Application architectures are evolving from the era of large monoliths to a more distributed design based model. One of the key initiators of this movement is the advent of cloud computing and the ability it brings in terms of handling ever increasing scale. When an enterprise primarily soaked (people and processes) with the model of building and managing monolithic applications, the journey to build new distributed systems requires re-learning some of the older design techniques and adopting some new patterns. As part of this, I will detail certain architecture concerns that become prominent when moving to a distributed model of application

  • Scheduler/Orchestration management – From managing 100s of instances to managing 1000s of instances require the ability to orchestrate/schedule service instances/containers across hosts in a seamless manner. To handle increasing scale, workload scheduling/orchestration is a key ingredient of distributed system. Products like Docker Swarm, Kubernetes, Mesos, Marathon etc are some of the leading products in this space 
  • Service Discovery/Registration – As the container based services go up and down, there need to be mechanism to register/unregister the services along with the mechanism to discover the service end points at run time. Products like Consul, Zookeeper, etcd, Confd, Eureka are some of the leading products in this space. Most of these products support load balancing of the incoming traffic across the service instances. 
  • System State Management / Cluster Management – As the cluster grows, there is a need to manage the system state of the cluster. What are the SRV for each of the services, how many instance, on what hosts, what is load etc. To manage this, there is a need for cluster management that keep track of the system state. Products like Docker Swarm Agents, Kubernetes Nodes/Masters, Mesos Slaves, Containership etc are some of the leading products in this space 
  • Data storage – the container storage is ephemeral, which means the any data that needs to be retained beyond the container lifecycle need to be persisted outside. Projects like Docker Volume Plugin, Flocker, Kubernetes Persistent volumes etc are some of the key products 
  • Network – with each of the containers running different processes, there is a need to manage and at time isolate which container services can access which other services. Multiple containers are running on same host sharing the network resources might require security groups to be created for container isolation. Similarly, containers might want to discover services that are hosted across hosts and need simple model to access those. Products like Flannel, Weaveworks, Calico are some of the products in this space. 
  • Monitoring/Auditing/Logging – With 1000s of containers running, monitoring/auditing /logging each of the containers become a tough problem. Data/Logs need to be pulled from each of the container for analysis. Products like Loggly, Fluentd, logentries, datadog, ELK stack are some of the key products in this space. 
Besides this, other factors that need to be considered are Container OS and Container Runtime when architecting a distributed application. Other factors like application runtime, deployment management, DNS, Security, SSO/OAuth, API Gateways, Circuit breakers, Performance/Scalability Patterns etc still need to be handled. In your experience, anything else that is a key architecture concern for distributed application, please do share.

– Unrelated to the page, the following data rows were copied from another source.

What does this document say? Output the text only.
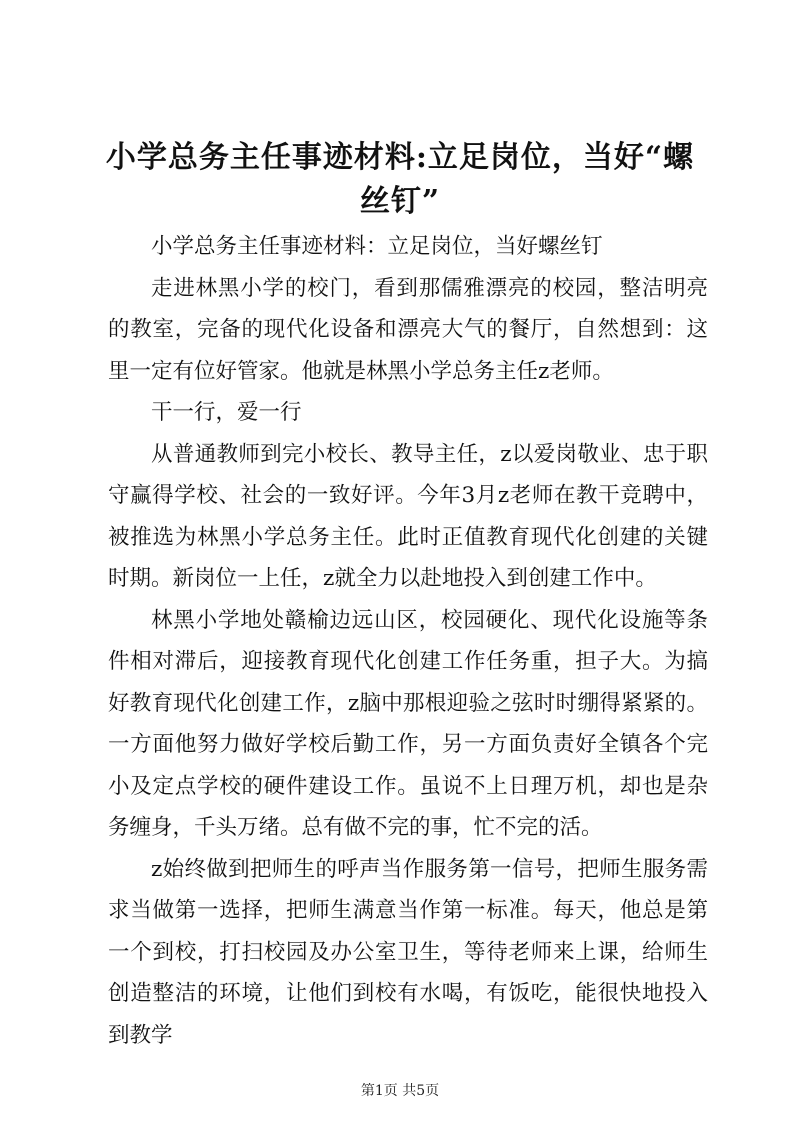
小学总务主任事迹材料:立足岗位，当好“螺丝钉”

小学总务主任事迹材料：立足岗位，当好螺丝钉

走进林黑小学的校门，看到那儒雅漂亮的校园，整洁明亮的教室，完备的现代化设备和漂亮大气的餐厅，自然想到：这里一定有位好管家。他就是林黑小学总务主任z老师。

干一行，爱一行

从普通教师到完小校长、教导主任，z以爱岗敬业、忠于职守赢得学校、社会的一致好评。今年3月z老师在教干竞聘中，被推选为林黑小学总务主任。此时正值教育现代化创建的关键时期。新岗位一上任，z就全力以赴地投入到创建工作中。

林黑小学地处赣榆边远山区，校园硬化、现代化设施等条件相对滞后，迎接教育现代化创建工作任务重，担子大。为搞好教育现代化创建工作，z脑中那根迎验之弦时时绷得紧紧的。一方面他努力做好学校后勤工作，另一方面负责好全镇各个完小及定点学校的硬件建设工作。虽说不上日理万机，却也是杂务缠身，千头万绪。总有做不完的事，忙不完的活。

z始终做到把师生的呼声当作服务第一信号，把师生服务需求当做第一选择，把师生满意当作第一标准。每天，他总是第一个到校，打扫校园及办公室卫生，等待老师来上课，给师生创造整洁的环境，让他们到校有水喝，有饭吃，能很快地投入到教学

第1页 共5页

This post originally appeared at www.techspot.co.in
With the advent of micro-services, the application design paradigm has undergone a major shift. The days of developing monolithic applications are over. We are bringing in the principles (read SOA) hereto the preserve of applications or system integration space into the application development world.

General steps for solution architecture are –
  • Break down/decompose the application into functional areas. These functional area’s provide us the with the bounded context
  • Within the functional bounded context, design/define your micro services
  • Functional areas talk to each other over micro services or use some kind of event queue models 
  • Each of the functional areas only expose services to be consumed by the application 
Since the micro-services are consumed within the application, the need of ESB is not there. There is no message transformation or mediations required. But service discovery & load balancing of service instance still need to be done, new tools have come up (e.g. Netflix Eureka)

Now from the design perspective, you have the service identified, exposing endpoints.
Qs comes, who will do the orchestration of service invocation and aggregation of data from multiple services? 

Where does the intelligence lies ?

Options

  • Server Side - Create an aggregator service that internally invokes other services (across functional domains) and aggregates the results. This aggregator service is invoked by the application presentation tier
  • Presentation/Application Side – If you implementing JSP or server side view creation, the presentation tier can perform the orchestration across the services and aggregate the data. One can use Lambda/Futures to implement non blocking call model also
  • Client Side – In this case, the invocation of services and aggregation of data happens at client side. The UI is composes of multiple widgets, which call up individual services and aggregate the response on the client side

Where should you intelligence lie?

There is no correct answer, depending on the use case, different options can be applied. One can also apply multiple options within the same application depending on the type of the client to be supported or at times, you do not want to expose individual services and an aggregator service might be better.